Irish Times view on impact of Covid-19: Hunger rising in step with pandemic

The call by the WHO to boost vaccination in the developing world should be heeded

Peru was on the mend. Poverty and childhood malnutrition had been cut in half over the past two decades and experts were predicting it would end the decade as a high-income nation. Covid has changed it all - it is now the country with the world's highest covid death rate per capita, and poverty has soared from 20 per cent to 30 per cent in a year. Over half the population is suffering severe and moderate food insecurity.

The economic catastrophe set off by Covid-19 has battered millions of people and the region hit hardest, Latin America and the Caribbean, has seen the biggest one-year spike in food insecurity: a jump of nine percentage points, to 40.9 per cent.

In South Africa, typically one of the most food-secure nations in Africa, hunger has rippled across the country. Over the past year, three devastating waves of the virus have taken tens of thousands of breadwinners, leaving families unable to buy food. An estimated three million South Africans lost their jobs pushing the unemployment rate to a record 33 per cent. By year's end 2020 nearly 40 per cent of all South Africans were affected by hunger, according to an academic study.

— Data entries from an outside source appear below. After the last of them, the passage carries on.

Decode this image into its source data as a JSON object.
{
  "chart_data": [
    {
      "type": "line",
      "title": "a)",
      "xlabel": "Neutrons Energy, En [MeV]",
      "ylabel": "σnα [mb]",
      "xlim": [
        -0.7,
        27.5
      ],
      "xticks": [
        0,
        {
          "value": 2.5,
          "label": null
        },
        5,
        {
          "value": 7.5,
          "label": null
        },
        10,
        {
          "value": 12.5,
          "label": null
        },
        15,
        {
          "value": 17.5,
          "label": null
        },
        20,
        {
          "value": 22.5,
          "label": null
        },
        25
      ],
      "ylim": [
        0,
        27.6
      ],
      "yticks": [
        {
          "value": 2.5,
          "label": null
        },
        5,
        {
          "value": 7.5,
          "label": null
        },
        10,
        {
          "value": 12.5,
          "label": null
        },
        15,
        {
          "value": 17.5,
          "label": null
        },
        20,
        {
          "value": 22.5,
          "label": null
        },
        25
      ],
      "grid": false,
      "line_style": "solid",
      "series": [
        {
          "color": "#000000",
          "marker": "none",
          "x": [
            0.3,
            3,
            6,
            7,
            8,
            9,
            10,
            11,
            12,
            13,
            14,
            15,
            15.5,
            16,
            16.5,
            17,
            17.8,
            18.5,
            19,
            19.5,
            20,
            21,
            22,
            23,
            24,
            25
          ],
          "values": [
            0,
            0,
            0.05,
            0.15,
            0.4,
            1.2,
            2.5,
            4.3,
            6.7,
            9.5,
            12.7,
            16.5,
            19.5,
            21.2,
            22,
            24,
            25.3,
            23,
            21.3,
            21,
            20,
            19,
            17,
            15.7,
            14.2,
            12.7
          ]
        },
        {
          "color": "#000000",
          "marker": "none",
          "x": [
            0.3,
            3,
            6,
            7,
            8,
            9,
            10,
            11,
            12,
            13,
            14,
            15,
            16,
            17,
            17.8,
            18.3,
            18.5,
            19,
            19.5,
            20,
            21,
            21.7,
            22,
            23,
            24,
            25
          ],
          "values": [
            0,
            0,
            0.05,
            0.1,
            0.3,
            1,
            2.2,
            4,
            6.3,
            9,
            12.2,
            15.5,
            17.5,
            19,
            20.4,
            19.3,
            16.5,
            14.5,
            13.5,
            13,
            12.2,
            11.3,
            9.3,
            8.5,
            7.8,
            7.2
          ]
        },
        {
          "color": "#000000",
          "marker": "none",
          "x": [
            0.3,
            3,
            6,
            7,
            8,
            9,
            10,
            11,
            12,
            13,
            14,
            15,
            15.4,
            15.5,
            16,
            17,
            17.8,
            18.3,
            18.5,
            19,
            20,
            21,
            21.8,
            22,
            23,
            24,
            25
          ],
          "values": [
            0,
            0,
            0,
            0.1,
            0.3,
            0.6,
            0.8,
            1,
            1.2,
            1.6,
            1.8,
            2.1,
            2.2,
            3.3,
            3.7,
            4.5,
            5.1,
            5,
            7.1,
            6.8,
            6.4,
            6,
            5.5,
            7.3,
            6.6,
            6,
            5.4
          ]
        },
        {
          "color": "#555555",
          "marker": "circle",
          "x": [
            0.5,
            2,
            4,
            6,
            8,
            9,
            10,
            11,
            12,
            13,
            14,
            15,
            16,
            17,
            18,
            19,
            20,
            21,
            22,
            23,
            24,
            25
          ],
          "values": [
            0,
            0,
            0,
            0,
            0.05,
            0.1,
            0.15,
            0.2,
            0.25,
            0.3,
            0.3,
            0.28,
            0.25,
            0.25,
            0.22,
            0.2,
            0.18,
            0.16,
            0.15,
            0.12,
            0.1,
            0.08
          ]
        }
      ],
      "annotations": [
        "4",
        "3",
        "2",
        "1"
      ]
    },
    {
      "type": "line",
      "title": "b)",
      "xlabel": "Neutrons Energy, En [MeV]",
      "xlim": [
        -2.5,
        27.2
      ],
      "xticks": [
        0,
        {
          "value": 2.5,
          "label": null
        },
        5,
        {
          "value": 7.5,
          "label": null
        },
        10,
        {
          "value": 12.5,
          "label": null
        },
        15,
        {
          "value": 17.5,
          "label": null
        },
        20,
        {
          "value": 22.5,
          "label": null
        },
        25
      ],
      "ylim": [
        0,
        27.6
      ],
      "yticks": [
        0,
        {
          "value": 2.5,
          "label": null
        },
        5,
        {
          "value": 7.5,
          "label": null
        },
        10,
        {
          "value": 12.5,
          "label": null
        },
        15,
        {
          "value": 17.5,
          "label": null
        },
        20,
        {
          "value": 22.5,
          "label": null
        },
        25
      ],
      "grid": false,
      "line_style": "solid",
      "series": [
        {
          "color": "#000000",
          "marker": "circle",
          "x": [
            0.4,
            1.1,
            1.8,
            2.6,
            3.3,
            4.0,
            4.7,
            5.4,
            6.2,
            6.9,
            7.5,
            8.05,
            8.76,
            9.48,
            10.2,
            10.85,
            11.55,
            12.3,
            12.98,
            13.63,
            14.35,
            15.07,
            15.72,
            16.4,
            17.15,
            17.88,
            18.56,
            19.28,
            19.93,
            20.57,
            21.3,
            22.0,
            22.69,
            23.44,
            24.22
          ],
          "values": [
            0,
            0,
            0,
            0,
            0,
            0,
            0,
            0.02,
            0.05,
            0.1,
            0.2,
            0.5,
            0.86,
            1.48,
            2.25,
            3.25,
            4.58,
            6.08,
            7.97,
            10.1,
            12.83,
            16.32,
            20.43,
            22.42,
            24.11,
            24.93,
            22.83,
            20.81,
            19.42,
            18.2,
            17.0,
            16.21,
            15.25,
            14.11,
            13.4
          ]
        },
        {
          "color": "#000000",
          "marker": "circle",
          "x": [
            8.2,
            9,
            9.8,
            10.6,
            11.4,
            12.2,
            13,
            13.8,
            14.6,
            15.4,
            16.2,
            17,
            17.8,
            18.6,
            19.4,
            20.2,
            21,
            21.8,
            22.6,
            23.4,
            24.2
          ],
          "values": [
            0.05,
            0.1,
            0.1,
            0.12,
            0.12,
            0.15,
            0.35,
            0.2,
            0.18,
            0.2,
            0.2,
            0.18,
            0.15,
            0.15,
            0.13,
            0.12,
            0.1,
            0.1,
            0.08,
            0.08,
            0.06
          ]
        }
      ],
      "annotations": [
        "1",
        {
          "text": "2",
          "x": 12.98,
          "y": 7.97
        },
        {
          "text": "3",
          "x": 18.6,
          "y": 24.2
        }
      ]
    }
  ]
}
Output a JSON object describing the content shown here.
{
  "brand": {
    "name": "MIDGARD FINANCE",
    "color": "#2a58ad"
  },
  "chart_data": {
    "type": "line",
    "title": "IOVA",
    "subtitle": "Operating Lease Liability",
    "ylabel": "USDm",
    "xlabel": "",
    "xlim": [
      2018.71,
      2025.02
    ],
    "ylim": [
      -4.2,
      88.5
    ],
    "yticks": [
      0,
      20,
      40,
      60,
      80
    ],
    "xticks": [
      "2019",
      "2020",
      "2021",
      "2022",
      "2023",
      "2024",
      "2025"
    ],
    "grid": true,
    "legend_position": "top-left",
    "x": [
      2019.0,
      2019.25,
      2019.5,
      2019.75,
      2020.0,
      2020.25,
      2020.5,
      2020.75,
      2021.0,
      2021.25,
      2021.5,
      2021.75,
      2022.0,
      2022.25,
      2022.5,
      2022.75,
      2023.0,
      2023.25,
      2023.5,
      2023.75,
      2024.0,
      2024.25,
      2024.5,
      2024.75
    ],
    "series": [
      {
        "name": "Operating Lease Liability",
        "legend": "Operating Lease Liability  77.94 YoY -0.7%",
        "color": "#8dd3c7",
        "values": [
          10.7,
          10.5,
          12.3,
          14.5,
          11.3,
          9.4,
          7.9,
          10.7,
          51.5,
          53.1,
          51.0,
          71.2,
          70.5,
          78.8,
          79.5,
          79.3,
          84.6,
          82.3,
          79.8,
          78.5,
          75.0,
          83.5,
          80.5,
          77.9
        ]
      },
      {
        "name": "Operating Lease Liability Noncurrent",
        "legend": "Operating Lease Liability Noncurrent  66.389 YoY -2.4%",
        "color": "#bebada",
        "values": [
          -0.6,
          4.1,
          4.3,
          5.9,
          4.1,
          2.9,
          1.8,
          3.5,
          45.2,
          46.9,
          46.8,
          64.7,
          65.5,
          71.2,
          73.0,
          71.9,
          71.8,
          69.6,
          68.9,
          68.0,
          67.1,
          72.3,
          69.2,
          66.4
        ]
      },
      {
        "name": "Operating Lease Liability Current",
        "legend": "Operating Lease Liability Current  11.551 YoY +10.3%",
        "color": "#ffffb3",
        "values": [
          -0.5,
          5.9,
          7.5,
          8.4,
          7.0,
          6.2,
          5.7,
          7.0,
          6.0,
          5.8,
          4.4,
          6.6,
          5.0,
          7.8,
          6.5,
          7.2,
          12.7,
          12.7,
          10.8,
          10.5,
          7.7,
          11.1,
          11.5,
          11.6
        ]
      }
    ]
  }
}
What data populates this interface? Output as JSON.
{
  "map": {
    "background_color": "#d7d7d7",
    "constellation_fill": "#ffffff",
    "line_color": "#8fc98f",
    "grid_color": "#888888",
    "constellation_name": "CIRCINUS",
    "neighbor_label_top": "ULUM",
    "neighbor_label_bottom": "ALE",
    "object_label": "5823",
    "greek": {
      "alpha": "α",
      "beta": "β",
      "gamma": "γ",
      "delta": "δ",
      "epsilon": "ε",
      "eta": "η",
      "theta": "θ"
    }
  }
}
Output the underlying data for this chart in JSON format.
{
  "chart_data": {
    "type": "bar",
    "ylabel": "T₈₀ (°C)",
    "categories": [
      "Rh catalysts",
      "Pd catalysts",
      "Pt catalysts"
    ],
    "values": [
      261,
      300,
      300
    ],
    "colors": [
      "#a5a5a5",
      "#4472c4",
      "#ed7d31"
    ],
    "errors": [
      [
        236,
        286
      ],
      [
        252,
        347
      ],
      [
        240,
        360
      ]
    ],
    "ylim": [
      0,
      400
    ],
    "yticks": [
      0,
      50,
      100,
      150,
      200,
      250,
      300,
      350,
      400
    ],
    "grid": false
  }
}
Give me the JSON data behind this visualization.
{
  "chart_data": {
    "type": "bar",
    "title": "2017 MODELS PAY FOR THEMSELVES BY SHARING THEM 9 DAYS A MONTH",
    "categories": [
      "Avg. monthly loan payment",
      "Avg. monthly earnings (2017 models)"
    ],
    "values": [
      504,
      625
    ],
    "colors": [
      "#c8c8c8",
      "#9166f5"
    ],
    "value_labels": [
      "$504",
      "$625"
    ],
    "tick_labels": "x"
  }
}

In large swaths of the developing world, where vaccine distribution grossly lags that in wealthier nations, relentless new surges are rekindling the scourge of hunger.

READ MORE

The pandemic spike in hunger, the largest in at least 20 years, is dealing another setback to the fight for Zero Hunger that not only in Peru the world was once winning.

Some 270 million people are expected to face potentially life-threatening food shortages this year, compared to 150 million before the pandemic, according to the World Food Programme. The numbers on the brink of famine jumped to 41 million people currently from 34 million last year, its analysis shows.

Hunger is the deadly twin of Covid-19 whose direct economic consequences – job losses, soaring food prices (international maize prices have jumped nearly 90 per cent in a year), soaring state indebtedness, and new waves of migration – are a lethal multiplier to the pandemic.

Last week the known total of global coronavirus infections surpassed 200 million, the grossly understated death toll hit 4.2 million. And we are far from turning the corner, not least in the increasingly hungry developing world whose fate we hold in our hands. To date, of more than four billion vaccine doses administered around the world, more than 80 per cent have been used in high- and upper-middle-income countries, which account for less than half of the world’s population.

Last Wednesday the World Health Organisation called for a moratorium on booster shots until the end of September in an effort to help all countries innoculate 10 per cent of their populations. Its call should be heeded.